Religiöse Feiertage im laizistischem Staat
Am ersten November war Feiertag, und ich konnte mir noch nicht einmal eine Briefmarke kaufen. Das verwunderte mich doch sehr, wusste ich zwar das Frankreich mehrheitlich katholisch ist, doch wusste ich auch das es ein laizistischer Staat ist. Wie lassen sich gesetzliche (religioese) Feiertage mit Prinzip des Laizistismus vereinbaren?
12 Antworten
Man nimmt Rücksicht auf die religiösen Befindlichkeiten der Bevölkerung.
Fast 90% sind katholisch - das Gesetz zur Trennung von Staat und Kirche aus dem Jahre 1905 betrifft ja nicht die freie Religionsausübung der Bürger als solche sondern ausschließlich die Trennung staatlicher Institutionen von der Kirche (insbesonders keine Finanzierung religiöser Institutionen, kein Religionsunterricht, keine Kreuze in öffentlichen Gebäuden, Kopftuchverbot in Schulen und Universitäten für das Lehrpersonal - seit 2004 auch für Schülerinnen und Studentinnen, Verbot auch anderer religiös motivierter Kopfbedeckungen in Schulen und Unis sowie in Behörden etc.).
Ein, wie in Frankreich vorbildlich laizistischer Staat, schützt (auch) durch gesetzlich geschützte Feiertage, die kulturell und religiös gewachsenen Traditionen seiner Bürger.
Daher hat man einige kirchliche Feiertage gesetzlich zugelassen.
Feiertage sind Ausdruck der Tradition und der Kultur des Landes. Jedes Land hat seine Feiertage. Es ist gut, dass Allerheiligen am 1. November auch in Frankreich ein gesetzlicher Feiertag ist, so wie in vielen anderen Ländern Europas auch.

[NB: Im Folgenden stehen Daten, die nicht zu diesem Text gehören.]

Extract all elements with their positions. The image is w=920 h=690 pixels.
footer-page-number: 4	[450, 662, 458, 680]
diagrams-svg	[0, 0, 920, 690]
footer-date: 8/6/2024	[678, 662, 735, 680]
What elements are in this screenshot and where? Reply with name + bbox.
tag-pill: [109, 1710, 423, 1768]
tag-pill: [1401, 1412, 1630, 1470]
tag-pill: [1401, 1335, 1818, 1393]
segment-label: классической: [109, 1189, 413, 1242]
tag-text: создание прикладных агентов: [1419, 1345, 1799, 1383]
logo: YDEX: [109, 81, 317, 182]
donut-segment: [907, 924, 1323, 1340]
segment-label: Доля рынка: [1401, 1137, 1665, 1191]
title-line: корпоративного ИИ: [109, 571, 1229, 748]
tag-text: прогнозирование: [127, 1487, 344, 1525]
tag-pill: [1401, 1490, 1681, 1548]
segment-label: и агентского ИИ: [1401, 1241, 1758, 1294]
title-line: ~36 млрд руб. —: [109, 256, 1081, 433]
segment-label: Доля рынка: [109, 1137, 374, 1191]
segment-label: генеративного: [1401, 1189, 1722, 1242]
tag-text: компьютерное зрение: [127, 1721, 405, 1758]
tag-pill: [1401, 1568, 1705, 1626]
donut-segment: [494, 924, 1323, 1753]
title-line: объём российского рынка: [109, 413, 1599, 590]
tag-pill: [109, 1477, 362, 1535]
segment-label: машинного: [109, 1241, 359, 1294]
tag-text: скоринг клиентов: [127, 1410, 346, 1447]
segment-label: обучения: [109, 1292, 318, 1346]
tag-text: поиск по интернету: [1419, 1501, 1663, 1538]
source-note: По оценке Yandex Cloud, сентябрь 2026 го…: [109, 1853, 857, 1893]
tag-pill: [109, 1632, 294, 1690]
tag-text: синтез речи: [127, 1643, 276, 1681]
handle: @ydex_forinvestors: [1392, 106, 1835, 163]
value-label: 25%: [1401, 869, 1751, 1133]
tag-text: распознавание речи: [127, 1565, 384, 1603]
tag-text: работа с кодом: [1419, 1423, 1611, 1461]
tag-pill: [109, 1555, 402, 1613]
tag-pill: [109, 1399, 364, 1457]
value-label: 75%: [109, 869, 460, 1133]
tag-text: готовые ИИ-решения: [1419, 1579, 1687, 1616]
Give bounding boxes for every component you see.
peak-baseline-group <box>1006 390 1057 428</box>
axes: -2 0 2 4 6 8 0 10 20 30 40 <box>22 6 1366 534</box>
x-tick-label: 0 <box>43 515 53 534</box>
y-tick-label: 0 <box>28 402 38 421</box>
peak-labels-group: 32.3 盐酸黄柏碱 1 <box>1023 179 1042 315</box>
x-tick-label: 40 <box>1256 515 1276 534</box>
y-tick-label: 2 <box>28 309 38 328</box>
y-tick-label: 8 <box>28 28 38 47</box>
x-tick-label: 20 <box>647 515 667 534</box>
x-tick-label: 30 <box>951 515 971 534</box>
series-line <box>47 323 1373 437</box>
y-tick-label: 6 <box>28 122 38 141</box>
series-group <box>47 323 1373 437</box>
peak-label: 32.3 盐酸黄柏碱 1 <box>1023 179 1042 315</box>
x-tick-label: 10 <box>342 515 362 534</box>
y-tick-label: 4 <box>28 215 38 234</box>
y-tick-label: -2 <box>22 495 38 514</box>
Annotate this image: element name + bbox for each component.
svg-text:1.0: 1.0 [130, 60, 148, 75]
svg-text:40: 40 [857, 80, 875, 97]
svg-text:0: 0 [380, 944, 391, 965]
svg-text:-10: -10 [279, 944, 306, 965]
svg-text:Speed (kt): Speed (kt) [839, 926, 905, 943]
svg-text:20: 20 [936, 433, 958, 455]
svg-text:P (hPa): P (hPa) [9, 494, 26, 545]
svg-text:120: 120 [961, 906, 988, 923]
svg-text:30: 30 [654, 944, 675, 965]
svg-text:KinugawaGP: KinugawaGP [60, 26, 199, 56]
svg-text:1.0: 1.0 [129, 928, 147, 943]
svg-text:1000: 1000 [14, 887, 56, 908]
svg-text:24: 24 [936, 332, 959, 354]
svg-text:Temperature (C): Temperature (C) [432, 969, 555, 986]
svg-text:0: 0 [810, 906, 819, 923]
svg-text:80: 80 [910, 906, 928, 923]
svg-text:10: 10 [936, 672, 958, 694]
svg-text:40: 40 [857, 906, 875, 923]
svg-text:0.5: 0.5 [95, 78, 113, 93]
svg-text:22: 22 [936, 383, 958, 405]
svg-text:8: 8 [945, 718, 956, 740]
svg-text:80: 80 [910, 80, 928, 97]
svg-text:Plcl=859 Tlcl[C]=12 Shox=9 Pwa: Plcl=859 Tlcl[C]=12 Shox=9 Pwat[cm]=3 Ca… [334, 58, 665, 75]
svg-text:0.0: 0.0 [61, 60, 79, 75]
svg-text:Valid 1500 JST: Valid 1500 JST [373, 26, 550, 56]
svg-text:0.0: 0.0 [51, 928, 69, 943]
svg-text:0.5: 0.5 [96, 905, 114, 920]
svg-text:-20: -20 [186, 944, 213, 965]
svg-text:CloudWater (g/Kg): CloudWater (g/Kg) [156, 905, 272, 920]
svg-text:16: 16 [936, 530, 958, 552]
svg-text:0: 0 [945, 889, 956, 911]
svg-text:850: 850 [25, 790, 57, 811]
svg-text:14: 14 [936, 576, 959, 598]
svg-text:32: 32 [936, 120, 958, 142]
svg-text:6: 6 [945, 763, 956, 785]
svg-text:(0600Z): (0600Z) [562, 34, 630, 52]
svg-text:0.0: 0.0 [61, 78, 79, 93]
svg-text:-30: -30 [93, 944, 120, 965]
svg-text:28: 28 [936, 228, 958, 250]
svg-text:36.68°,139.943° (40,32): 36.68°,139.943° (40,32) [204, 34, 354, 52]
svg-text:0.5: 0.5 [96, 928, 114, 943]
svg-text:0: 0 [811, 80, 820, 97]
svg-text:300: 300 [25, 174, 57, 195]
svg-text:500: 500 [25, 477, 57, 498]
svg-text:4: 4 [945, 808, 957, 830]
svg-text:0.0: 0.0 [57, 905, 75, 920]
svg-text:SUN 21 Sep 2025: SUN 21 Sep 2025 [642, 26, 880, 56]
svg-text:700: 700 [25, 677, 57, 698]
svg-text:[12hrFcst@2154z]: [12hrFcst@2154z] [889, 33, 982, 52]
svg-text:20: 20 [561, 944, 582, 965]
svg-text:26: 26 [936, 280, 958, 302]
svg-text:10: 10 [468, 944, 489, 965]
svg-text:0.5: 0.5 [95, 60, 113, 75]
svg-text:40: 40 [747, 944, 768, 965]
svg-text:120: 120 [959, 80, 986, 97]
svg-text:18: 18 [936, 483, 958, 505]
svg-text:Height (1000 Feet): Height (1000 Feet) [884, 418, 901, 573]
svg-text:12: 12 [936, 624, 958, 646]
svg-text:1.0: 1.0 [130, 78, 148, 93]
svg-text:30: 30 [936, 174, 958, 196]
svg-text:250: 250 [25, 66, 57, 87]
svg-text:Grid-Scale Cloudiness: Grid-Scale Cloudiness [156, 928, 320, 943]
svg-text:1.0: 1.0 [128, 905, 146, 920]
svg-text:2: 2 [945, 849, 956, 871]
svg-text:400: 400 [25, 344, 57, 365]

Feiertage entspringen teils religiösen Traditionen, teils profanen historischen Ereignissen. Ob die Leute zu Weihnachten in die Südsee fliegen oder in die Kirche gehen, ist dem Staat egal. Der schützt nur den tariflichen Anspruch bei gesetzlichen Feiertagen ungeachtet ihres kulturgeschichtlichen Ursprungs.
Worum geht es dir?
Briefmarken kann man sich oft an Automaten ziehen.
Wo warst du am 1. November in Frankreich?
Wo warst du am 2. November? Wenn du auch da noch in Frankreich warst, hättest du dir doch da eine Briefmarke kaufen können, oder?
Die Trennung von Staat und Religionsgemeinschaften in der Form des Laizismus ist sicher eine Utopie. Spätestens wenn eine Religionsgemeinschaft ein Grundstück erwirbt und/oder soziale Aufgaben übernimmt, denen der Staat nicht nachkommt oder nicht nachkommen kann, braucht es irgendeine Vertragsform. Und schon hast du keine strikte Trennung mehr von Staat und Religionsgemeinschaften.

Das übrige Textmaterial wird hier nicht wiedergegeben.